--- template=post title=Corgi Gets Faster style=/styles/post.css style=writing.css #published=2025-03-02 4:00am CST description=corgi, my cgi server, got a 1000x performance uptick --- A tool related to my CGI server was taking nearly seven whole seconds to respond to my request and that just wouldn't do. (it was also poisoning the mutex in corgi itself because the sqlite connection would timeout and the thread would panic because the code is soft and unhardened) What is the issue, then? Well, I have this page, git.dreamy.place/stats, for telling me what user-agents are making requests. What, because I want to see how many of them are for-sure bots (nearly-mostly-entirely all).

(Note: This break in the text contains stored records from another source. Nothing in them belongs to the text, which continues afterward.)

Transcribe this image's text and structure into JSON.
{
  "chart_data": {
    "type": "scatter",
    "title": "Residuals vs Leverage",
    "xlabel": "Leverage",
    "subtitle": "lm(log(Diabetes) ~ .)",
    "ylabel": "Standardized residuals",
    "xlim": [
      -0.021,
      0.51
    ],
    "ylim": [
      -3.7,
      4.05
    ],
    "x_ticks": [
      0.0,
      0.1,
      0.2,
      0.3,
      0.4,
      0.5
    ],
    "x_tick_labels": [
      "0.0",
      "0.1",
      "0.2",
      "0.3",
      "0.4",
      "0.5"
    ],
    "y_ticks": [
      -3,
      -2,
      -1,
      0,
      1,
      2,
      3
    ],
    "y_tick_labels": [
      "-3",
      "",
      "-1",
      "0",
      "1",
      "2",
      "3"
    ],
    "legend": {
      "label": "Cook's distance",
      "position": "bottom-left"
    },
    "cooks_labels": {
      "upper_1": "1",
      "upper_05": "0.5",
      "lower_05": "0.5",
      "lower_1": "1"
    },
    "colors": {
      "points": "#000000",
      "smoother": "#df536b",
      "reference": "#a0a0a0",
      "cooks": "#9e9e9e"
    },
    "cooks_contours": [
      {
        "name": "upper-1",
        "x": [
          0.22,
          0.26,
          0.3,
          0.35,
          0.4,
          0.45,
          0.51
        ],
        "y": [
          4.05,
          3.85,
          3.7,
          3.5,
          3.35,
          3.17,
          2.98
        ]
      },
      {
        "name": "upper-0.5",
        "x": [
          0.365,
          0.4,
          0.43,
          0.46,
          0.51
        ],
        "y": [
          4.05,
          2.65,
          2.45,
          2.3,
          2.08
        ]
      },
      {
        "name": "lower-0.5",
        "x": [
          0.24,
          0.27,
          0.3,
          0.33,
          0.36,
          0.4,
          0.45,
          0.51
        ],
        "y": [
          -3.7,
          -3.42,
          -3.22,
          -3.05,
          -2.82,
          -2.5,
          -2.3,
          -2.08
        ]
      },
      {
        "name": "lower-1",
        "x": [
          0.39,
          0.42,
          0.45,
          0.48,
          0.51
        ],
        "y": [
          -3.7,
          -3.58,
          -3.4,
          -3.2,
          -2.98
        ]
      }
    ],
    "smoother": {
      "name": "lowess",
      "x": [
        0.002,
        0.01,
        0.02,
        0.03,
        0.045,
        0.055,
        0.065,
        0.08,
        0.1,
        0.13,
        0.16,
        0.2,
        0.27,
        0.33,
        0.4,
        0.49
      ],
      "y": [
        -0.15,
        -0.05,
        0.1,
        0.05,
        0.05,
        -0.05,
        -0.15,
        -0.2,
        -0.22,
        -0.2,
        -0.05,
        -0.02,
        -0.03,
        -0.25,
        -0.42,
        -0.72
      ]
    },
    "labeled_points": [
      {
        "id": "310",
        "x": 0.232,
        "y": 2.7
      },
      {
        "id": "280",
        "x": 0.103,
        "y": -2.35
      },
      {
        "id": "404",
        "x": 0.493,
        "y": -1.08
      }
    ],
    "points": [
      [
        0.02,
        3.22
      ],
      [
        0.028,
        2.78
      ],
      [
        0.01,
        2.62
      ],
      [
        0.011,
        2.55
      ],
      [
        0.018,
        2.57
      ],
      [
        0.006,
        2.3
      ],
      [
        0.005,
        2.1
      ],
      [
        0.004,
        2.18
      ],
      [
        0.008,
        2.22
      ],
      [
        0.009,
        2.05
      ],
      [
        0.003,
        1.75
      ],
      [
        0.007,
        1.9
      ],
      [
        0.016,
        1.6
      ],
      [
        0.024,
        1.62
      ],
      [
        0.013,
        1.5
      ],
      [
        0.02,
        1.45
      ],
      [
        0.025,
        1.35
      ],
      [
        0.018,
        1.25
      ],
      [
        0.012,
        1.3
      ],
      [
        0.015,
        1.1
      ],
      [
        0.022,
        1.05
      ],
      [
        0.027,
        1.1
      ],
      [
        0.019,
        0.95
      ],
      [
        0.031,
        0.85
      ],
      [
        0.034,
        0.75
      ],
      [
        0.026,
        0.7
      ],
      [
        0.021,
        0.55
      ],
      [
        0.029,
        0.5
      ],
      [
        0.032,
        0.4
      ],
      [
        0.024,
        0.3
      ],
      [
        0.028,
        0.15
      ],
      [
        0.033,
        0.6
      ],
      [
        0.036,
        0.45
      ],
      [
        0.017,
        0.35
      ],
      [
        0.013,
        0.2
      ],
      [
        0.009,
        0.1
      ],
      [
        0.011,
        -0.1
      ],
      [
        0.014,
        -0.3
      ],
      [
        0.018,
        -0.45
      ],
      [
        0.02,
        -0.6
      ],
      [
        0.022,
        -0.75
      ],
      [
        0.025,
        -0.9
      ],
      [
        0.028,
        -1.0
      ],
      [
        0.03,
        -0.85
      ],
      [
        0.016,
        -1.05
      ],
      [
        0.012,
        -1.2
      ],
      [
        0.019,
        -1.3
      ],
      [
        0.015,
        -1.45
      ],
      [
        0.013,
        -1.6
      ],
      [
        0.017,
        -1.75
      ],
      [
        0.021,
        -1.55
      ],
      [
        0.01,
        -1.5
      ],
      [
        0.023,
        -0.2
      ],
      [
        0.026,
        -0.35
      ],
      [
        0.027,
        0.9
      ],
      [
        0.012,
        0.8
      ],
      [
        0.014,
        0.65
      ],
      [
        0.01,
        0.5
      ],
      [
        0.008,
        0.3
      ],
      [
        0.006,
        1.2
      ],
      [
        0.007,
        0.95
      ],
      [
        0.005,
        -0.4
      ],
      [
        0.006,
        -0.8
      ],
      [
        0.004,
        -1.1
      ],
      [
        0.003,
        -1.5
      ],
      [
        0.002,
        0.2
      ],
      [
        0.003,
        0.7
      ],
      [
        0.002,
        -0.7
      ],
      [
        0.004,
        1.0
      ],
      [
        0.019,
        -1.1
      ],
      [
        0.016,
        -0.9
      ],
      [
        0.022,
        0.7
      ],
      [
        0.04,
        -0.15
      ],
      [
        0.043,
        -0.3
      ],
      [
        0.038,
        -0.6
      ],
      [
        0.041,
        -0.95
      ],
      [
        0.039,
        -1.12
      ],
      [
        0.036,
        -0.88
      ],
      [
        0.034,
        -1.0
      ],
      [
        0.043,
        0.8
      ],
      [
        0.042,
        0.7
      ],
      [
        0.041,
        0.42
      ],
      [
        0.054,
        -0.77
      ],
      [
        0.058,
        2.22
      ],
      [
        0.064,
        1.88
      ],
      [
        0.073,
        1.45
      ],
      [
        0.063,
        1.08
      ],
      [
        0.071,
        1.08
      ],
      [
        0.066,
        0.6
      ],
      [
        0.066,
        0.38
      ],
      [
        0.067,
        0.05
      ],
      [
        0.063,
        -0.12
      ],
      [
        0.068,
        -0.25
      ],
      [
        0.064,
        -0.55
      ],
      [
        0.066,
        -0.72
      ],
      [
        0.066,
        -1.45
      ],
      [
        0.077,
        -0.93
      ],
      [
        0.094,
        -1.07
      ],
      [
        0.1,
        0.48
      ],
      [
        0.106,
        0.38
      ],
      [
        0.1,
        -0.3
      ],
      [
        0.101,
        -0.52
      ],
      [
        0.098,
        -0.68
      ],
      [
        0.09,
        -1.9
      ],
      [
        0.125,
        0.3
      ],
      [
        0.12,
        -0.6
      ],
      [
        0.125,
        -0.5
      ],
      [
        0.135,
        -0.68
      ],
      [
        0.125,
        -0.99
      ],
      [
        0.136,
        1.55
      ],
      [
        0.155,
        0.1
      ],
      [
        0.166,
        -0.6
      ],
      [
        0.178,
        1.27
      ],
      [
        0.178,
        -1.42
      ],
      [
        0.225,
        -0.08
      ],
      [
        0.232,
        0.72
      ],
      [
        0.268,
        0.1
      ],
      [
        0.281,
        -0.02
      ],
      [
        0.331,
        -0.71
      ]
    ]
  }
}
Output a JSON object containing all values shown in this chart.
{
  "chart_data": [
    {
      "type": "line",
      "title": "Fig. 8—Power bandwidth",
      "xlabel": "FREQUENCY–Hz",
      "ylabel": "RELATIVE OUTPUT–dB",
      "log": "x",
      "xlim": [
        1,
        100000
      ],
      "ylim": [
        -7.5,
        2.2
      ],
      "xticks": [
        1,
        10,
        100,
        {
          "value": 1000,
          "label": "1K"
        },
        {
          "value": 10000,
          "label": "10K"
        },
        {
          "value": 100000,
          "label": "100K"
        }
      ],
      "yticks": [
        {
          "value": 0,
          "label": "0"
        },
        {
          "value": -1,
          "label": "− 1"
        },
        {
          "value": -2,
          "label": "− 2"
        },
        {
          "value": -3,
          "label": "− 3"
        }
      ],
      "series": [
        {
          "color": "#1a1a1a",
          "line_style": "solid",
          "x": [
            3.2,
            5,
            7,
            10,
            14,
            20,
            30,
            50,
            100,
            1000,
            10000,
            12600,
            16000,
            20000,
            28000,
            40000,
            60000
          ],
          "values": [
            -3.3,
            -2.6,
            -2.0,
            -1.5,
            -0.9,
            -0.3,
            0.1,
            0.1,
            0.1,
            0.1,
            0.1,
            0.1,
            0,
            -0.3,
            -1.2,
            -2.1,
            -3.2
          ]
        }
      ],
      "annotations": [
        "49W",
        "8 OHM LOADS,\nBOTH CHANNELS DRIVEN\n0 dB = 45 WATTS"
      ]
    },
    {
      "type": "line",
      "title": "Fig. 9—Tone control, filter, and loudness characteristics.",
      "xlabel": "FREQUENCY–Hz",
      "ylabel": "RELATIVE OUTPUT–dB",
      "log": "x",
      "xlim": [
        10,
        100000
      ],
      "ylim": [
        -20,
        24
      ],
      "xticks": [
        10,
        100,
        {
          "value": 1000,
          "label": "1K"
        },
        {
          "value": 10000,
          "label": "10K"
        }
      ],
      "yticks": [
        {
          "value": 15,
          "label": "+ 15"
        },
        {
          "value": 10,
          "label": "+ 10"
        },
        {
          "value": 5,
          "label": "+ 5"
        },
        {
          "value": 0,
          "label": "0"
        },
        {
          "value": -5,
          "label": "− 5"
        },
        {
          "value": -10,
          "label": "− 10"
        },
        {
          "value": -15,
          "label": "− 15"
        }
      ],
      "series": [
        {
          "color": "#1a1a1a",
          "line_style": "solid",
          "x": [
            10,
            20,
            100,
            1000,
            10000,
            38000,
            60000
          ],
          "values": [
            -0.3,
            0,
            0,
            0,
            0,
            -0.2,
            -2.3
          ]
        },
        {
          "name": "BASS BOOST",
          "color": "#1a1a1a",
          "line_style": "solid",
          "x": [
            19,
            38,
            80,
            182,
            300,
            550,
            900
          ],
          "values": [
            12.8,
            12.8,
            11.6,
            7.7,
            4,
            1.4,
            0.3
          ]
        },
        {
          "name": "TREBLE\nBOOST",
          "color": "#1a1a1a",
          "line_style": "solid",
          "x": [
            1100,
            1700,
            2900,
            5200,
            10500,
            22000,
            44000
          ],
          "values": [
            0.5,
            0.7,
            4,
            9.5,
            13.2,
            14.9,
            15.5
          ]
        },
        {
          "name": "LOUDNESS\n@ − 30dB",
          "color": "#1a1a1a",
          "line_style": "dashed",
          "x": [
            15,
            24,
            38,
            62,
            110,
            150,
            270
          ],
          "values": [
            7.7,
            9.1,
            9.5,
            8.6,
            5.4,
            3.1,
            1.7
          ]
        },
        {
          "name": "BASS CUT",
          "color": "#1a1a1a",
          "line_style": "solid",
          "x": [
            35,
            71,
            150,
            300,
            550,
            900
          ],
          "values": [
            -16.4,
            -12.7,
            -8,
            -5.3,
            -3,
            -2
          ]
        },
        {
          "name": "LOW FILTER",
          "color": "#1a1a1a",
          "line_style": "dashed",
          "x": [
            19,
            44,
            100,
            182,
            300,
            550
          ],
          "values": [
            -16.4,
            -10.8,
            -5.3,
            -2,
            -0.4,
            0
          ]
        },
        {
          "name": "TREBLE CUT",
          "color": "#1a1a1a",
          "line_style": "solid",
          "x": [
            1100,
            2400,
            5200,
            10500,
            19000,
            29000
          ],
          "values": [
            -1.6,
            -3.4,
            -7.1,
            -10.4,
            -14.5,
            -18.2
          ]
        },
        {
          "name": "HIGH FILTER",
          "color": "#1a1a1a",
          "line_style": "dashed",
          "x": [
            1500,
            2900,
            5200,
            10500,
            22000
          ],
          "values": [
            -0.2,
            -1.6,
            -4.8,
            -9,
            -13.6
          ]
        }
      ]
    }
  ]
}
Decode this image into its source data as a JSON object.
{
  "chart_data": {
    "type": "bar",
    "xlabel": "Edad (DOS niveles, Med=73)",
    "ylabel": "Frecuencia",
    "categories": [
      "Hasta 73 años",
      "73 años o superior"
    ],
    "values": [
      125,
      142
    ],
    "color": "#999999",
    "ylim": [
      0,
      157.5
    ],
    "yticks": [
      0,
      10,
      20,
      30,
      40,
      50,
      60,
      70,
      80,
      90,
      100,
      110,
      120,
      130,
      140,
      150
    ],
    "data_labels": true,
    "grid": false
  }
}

The problem, then, is that after five months of running i have over eleven million requests logged and that is too many if your SQL query looks at the entire table :) But, you see, the stats page currently only has 2 tables on it: count of total requests from the top 10 user-agents, and every user-agent in the last 15 minutes and how many requests they've made. There is simply no reason to keep looking over almost all of the requests from before 15 minutes ago if I kept a running total per-agent. Do I get rid of all those rows, then? No! I'd never! My precious data i'll never look at probably!
CREATE TABLE IF NOT EXISTS requests(
	id INTEGER PRIMARY KEY AUTOINCREMENT,
	timestamp TEXT NOT NULL DEFAULT CURRENT_TIMESTAMP,
	agent_id INTEGER NOT NULL,
	ip_address TEXT NOT NULL,
	script TEXT NOT NULL,
	path TEXT NOT NULL,
	FOREIGN KEY (agent_id)
		REFERENCES agents(id)
);